Lilley helped Bradford reach the Challenge Cup quarter-finals last season. Credit: Craig Milner/News Images

The Bulls will play their home games at Dewsbury’s Tetley’s Stadium next season after it became financially unsustainable to remain at Odsal.

Money issues also forced the sale of five key players to Hull KR at the end of October, however, recent weeks have provided renewed optimism with Wood pledging to get the ‘Bulls back to Bradford’.

This, coincided with the signings of Anthony England, Sam Barlow, Levy Nzoungou and Greg Johnson, has Lilley believing the four-time Super League champions can challenge for promotion.

“Pre season is going very well,” he explained. “All the lads are ripping in and buying into the ambition of the club.

Open race: Lilley believes a number of teams will compete for promotion. Credit: Craig Milner/News Images

“The new boys have fit seamlessly into the squad and provided everyone with that extra boost. We are all excited to get stuck into the new season now.

“If you look at the Championship this season it is an open race. It’s always very competitive, but this year more than any other I think has people second guessing.

“Most of the teams have recruited really well knowing this and I think it will be an exciting and unpredictable season. Anyone could be promoted at the end of the year.”

On a personal front it’s no secret that Lilley has had his own challenges, ever since lining up as a 19-year-old for Leeds in the 2016 World Club Challenge against Johnathan Thurston’s North Queensland Cowboys.

That year saw Leeds-born Lilley have a consistent run in the Rhinos side, but after losing his place, he was sent out on loan to Featherstone and then to Bradford, where he remained until signing permanently.

Now 23, the Stanningley junior admits needing the support of those around him to help overcome the mental challenges he faced during a tough period at his boyhood club.

“Obviously that had a big affect on me. I went from playing 23 games one year to three the year after so it was a bit of a setback, but you have these moments in professional sport.

“You just have to bounce back and give it your all. I’m lucky I’ve got the best people around me who really supported me and made me the person I am today.

“I owe my mum and dad everything. Looking back I wouldn’t change anything about my life. My dream with Leeds didn’t work out but it doesn’t mean the dream to be in Super League is over.

Super League dream: Lilley still has ambitions of playing in the top flight. Credit: News Images

“I’ll keep working hard and see where I end up in the future. Looking back I’d probably tell myself to keep going through all the adversity and that it wasn’t the end of the world.”
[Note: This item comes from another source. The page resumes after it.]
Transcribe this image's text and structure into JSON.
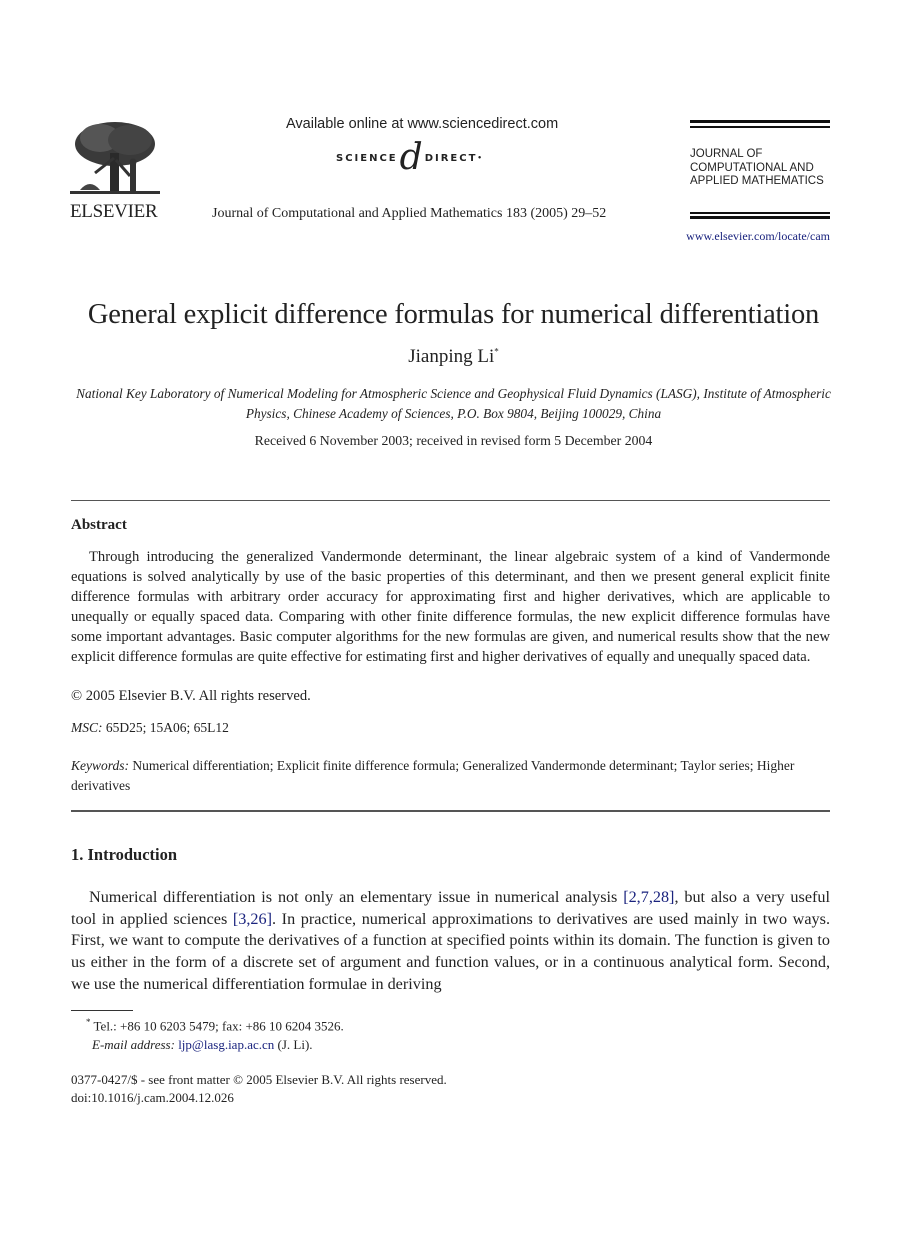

Lilley’s lack of opportunities at Leeds were well documented in May when he produced a man-of-the-match performance to help Bradford knock his former club out of the Challenge Cup.

Since departing Headingley, it has been a steady transition into part-time rugby for Lilley who has paid tribute to the role of John Kear in helping him settle down.

“When I left Leeds I obviously looked about, but ever since I joined Bradford John Kear has been brilliant and he really sold the vision to me.

“I feel really settled at the moment. I bought my own house two years ago, set up my own business a few months back and signed a two-year deal with Bradford.

“I’ve got an amazing, supportive family and girlfriend and they’ve really helped me with everything. I just want to keep progressing and see where it takes me.”